El Gallo de la Catedral (leyenda)

Detalle de las cúpulas de la Catedral Metropolitana de Quito, con el gallo que protagoniza la leyenda.

Cuenta la leyenda que hace muchos años existía en Quito un hombre d llamado Ramón Ayala, apodado «el gallo de barrio» por su carácter fuerte y belicoso, vicioso de las apuestas en peleas de gallos y la bebida, sobre todo de las mistelas que vendía una hermosa señora llamada Mariana en la colina de San Juan.

Ya borracho, y siempre tratando de impresionar a la propietaria de la tienda para ver si se ganaba su corazón, don Ramón gritaba que él era el más gallo del barrio y ningún otro hombre podía plantarse en su contra. De allí se dirigía colina abajo por la calle de las Siete Cruces, para regresar a su casa que quedaba muy cerca de la Plaza Grande.

Algunas veces solía pararse justamente frente a la entrada lateral de la Catedral, donde se encuentra el Arco de Carondelet, y alzando la mirada hacia las cúpulas orientales encontraba el pararayos con forma de gallo que fue traído de Europa a finales del siglo XIX. Y así, enfrentando al gallo posado en lo alto del templo, solía gritarle diciendo: «¡Que gallos de pelea, ni que gallos de iglesia!, ¡yo soy el más gallo! ¡Ningún gallo me ningunea, ni el gallo de la Catedral!» El ruido que metía ya en horas que la ciudad se había recogido y entraba en silencio por la tarde, acababa con la paciencia de los vecinos de la plaza.

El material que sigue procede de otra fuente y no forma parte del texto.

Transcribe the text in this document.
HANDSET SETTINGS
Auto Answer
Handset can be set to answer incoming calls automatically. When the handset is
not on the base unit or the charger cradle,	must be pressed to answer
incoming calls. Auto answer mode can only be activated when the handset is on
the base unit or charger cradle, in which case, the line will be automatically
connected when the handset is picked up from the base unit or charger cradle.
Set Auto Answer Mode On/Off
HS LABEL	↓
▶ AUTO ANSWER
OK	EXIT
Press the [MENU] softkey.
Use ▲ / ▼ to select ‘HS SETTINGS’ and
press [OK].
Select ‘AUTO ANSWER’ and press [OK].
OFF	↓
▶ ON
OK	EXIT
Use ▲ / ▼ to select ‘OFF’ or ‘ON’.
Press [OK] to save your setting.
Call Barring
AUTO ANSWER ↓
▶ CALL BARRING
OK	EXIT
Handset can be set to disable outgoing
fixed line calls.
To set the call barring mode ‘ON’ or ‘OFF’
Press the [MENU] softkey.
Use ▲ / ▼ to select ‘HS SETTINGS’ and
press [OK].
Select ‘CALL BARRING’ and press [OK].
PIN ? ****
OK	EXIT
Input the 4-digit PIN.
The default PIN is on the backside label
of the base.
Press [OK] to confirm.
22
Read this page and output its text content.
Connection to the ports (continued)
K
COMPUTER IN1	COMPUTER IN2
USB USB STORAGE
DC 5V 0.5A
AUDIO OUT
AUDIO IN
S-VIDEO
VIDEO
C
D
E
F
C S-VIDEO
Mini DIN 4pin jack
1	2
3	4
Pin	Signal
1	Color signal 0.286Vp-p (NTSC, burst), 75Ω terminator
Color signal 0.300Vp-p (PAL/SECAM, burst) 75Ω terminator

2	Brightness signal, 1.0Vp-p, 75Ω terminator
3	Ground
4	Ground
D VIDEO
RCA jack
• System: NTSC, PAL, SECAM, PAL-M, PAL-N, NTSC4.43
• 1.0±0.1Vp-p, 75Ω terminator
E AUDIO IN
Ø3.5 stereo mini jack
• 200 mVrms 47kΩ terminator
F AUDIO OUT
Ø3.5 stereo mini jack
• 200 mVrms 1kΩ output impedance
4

Un día, dispuesto a repetir su rutina de gritos frente a la Catedral, y tras sentir un soplo de aire que casi lo tira al suelo, se dio cuenta que el gallo no estaba en su sitio habitual sobre la cúpula. Le dio algo de miedo, pero él tenía que demostrar como siempre lo gallito que era, así que empezó a repetir su estruendosa letanía antes de ser interrumpido por los picotazos de un gallo en su pierna, que lo tiraron al piso.

Don Ramón, asustado y por el miedo, pidió disculpas a la Catedral y a su gallo, que le hizo prometer no volver a tomar mistelas, a lo que él contestó que ni agua volvería a tomar después de eso; promesa que cumplió a rajatabla.

La verdad es que detrás de esta leyenda se dice que todo fue un plan trazado por los vecinos de la Plaza Grande y el sacristán de la Catedral para darle un buen susto a Ramón Ayala, que no volviera a gritar tan tarde, y de paso cambiara su conducta llena de vicios.